I visited the city in mid-June and the weather was beautiful, making it perfect for strolling along Gdansk’s waterfront. The waterfront is perhaps the most entertaining aspect of Gdansk, though traditional Polish restaurants, pubs, artisan shops, and a variety of sites can be found along its cobblestone streets.
The view of the waterfront is comprised mostly of the delta of the Vistula River, the longest river in Poland. The tall, green grasses of the delta are dotted with the blue of the bay. There’s an endless amount of waterfront activity, from massive ships coming and going to fish mongers selling their freshest of the fresh seafood. Cobblestone bridges span the city’s canals and there’s even a restaurant built on one of them that is known for serving incredible seafood.
I recommend visiting the truly stunning St. Mary’s Church. Purportedly the world’s largest brick church, with seating for 25,000 people, visitors can climb over 400 steps to the top. The journey is not for the feint of heart, since some of the twisting staircases are very steep. I was amazed to find myself actually inside the rafters of the massive church where I could see many of the ornate details from the inside. An elevator also takes visitors for a small fee.

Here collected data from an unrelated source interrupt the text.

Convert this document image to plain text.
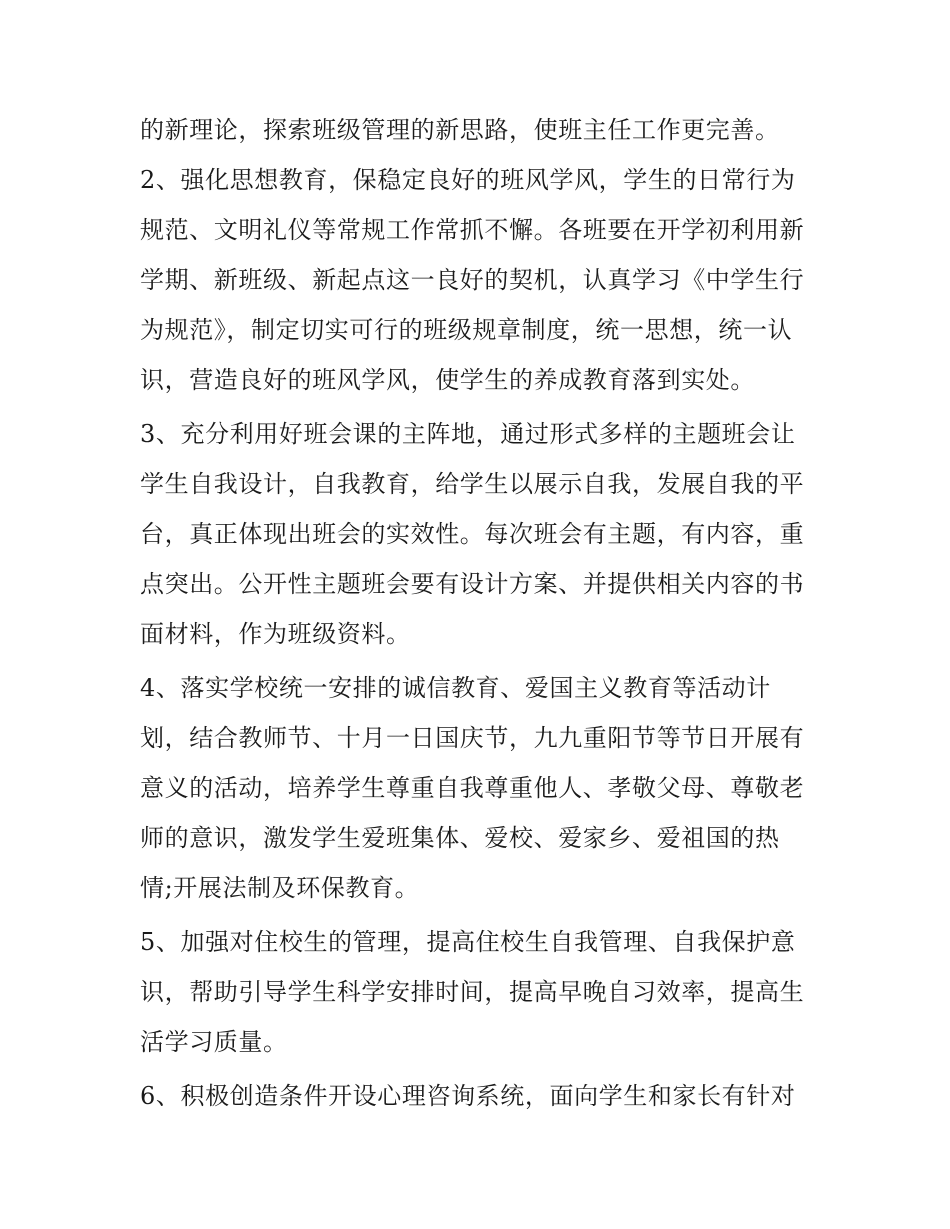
的新理论，探索班级管理的新思路，使班主任工作更完善。
2、强化思想教育，保稳定良好的班风学风，学生的日常行为
规范、文明礼仪等常规工作常抓不懈。各班要在开学初利用新
学期、新班级、新起点这一良好的契机，认真学习《中学生行
为规范》，制定切实可行的班级规章制度，统一思想，统一认
识，营造良好的班风学风，使学生的养成教育落到实处。
3、充分利用好班会课的主阵地，通过形式多样的主题班会让
学生自我设计，自我教育，给学生以展示自我，发展自我的平
台，真正体现出班会的实效性。每次班会有主题，有内容，重
点突出。公开性主题班会要有设计方案、并提供相关内容的书
面材料，作为班级资料。
4、落实学校统一安排的诚信教育、爱国主义教育等活动计
划，结合教师节、十月一日国庆节，九九重阳节等节日开展有
意义的活动，培养学生尊重自我尊重他人、孝敬父母、尊敬老
师的意识，激发学生爱班集体、爱校、爱家乡、爱祖国的热
情;开展法制及环保教育。
5、加强对住校生的管理，提高住校生自我管理、自我保护意
识，帮助引导学生科学安排时间，提高早晚自习效率，提高生
活学习质量。
6、积极创造条件开设心理咨询系统，面向学生和家长有针对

The tower of the church is 76.6 m high and can be seen from everywhere in the city. It has a flat top and, according to legend, a giant named Stolen used to come to the city and use it as his seat. The observatory platform is very intimate, and I had to wait my turn to climb the last few stairs and take it all in. Fortunately, even in June, the church was not overrun with visitors. Once on the church’s roof, views of the entire city and the coastline are absolutely breathtaking.
Another church worth visiting is the Cathedral of Oliwa, which has an enormous organ with 1110 chords and more than 7,800 pipes. The cathedral also houses incredible tombs and art.
The National Museum in Gdansk, located in the Old Suburb, displays Gothic art from the 15th Century. Most famously, the collection includes Hans Memling’s The Final Judgment, which has been stolen by multiple nations (Napoleonic troops, Nazis, and Russians have all carried it off), yet Gdansk retains its rightful ownership of the painting. The building that is now the National Museum was formerly a Franciscan monastery and fever hospital. The explanations of the artwork are, unfortunately, only in Polish.
Neptune Fountain, featuring Neptune with a trident in front of Dwor Artusa, symbolizes Gdansk’s relationship with the sea. And another feature of the city is its entry gates; built as fortifications against invasions from the sea. Be sure to follow what was once the Royal Way, used for state processions, which goes along Dluga Street (Long Street), starting at Upland Gate, one of the entrances to the city.
The Gdansk shipyards (Stocznia Gdansk) are northwest of the Old Town, an area of Gdansk that is not particularly attractive. Known as the Lenin shipyards during the Soviet era, the Gdansk shipyards were the birth place of the Solidarity protest movement of the early 80’s. And it was Solidarity’s dynamic, courageous leader, Lech Walesa, who was subsequently elected President of Poland in 1990.a
Final Note: Gdansk is where WWII started. At Westerplatte, a small Polish garrison famously held out for six days against an extensive bombardment.